Here is a list of the best projects we have tested that respect all these principles :


7 — SDK

If you want to interact with your chain, you will need an SDK. They are not always in the same language as the blockchain core, so look for the technology that best fits your teams. Most of the time, you will find Java SDKs and Node.js, sometimes Go or DotNet.

8 —Cloud providers

Some vendors are starting to offer blockchain cloud instances with graphical management. For example, you can deploy private ethereum or hyperledger strings on Azure. The IBM cloud also provides hyperledger instances with the Hyperledger Composer Management System.

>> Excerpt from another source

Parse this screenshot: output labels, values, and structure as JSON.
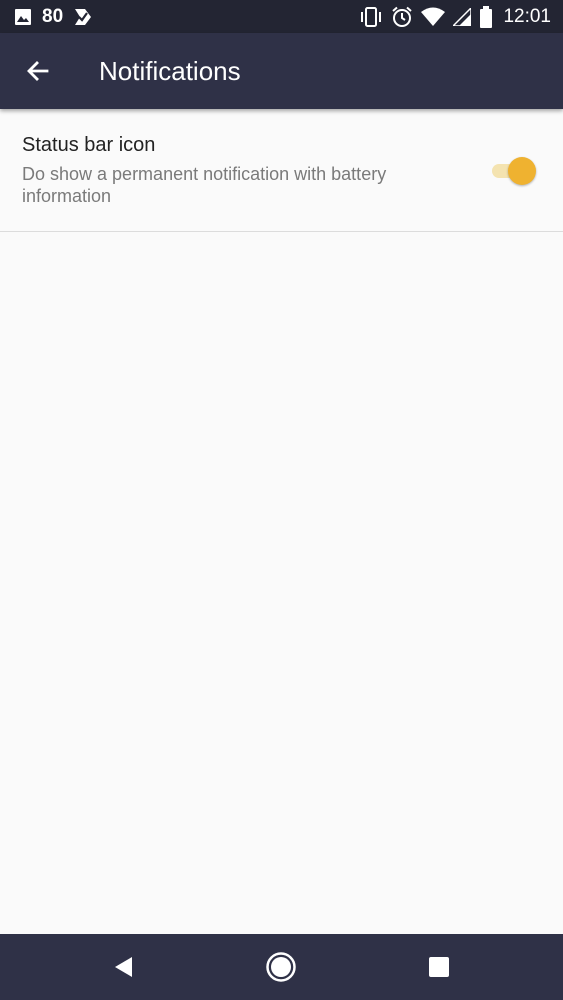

9 — Side chains / Channels

You may need a way to separate the blocks from your channel because you may not want to mix all the data, or some users should not have access to the resources defined by some people. But you do not want to use a new network for that. Some technologies handle this problem with parallel chain systems or separate channels :


10 — Use cases

Maybe some inspiration would be welcome for some blockchain use cases. There are more and more everyday, here is a list of the most common:

Traceability of food / industry (fish, meat, milk, dental prostheses, airplane parts, …). Ex: Sawtooth
Exchanges of goods (Energy, Virtual Currency, MarketPlace). Ex: Naga Coin
Uniqueness / Artistic protection / DRM (photos, music, films, ..): Ex: Kodak

Another small list of use boxes below :

11 —Your own implementation ?

The last but not the least option is to develop your own blockchain implementation. It will allow you to apprehend the low level concepts and you will be able to conceive it entirely according to your needs. But be very careful with security, because a corrupted chain may require a fork to catch errors type hacking (injection of blocks) that is not always easy to achieve with a network of important minors (need to have a consensus on the network to accept a new version).
Here you will find a small example.

12— Synthesis

In this article we have evoked many technical points. Here is a table summarizing the technologies we have experienced for a blockchain POC with smart contracts :

When we did our tests, it quickly became apparent that not all projects are at the same point of maturity. That’s why this table does not have many entries. The chain we selected for our use case is HyperLedger. This private system is very well documented, and has the advantage of not requiring the management of a cryptocurrency. However, it requires deploying nodes.
Each case is different, for you to find the best solution for your project. The blockchain concept is fascinating, and this may be the next revolution in the web, so do not miss the turning point!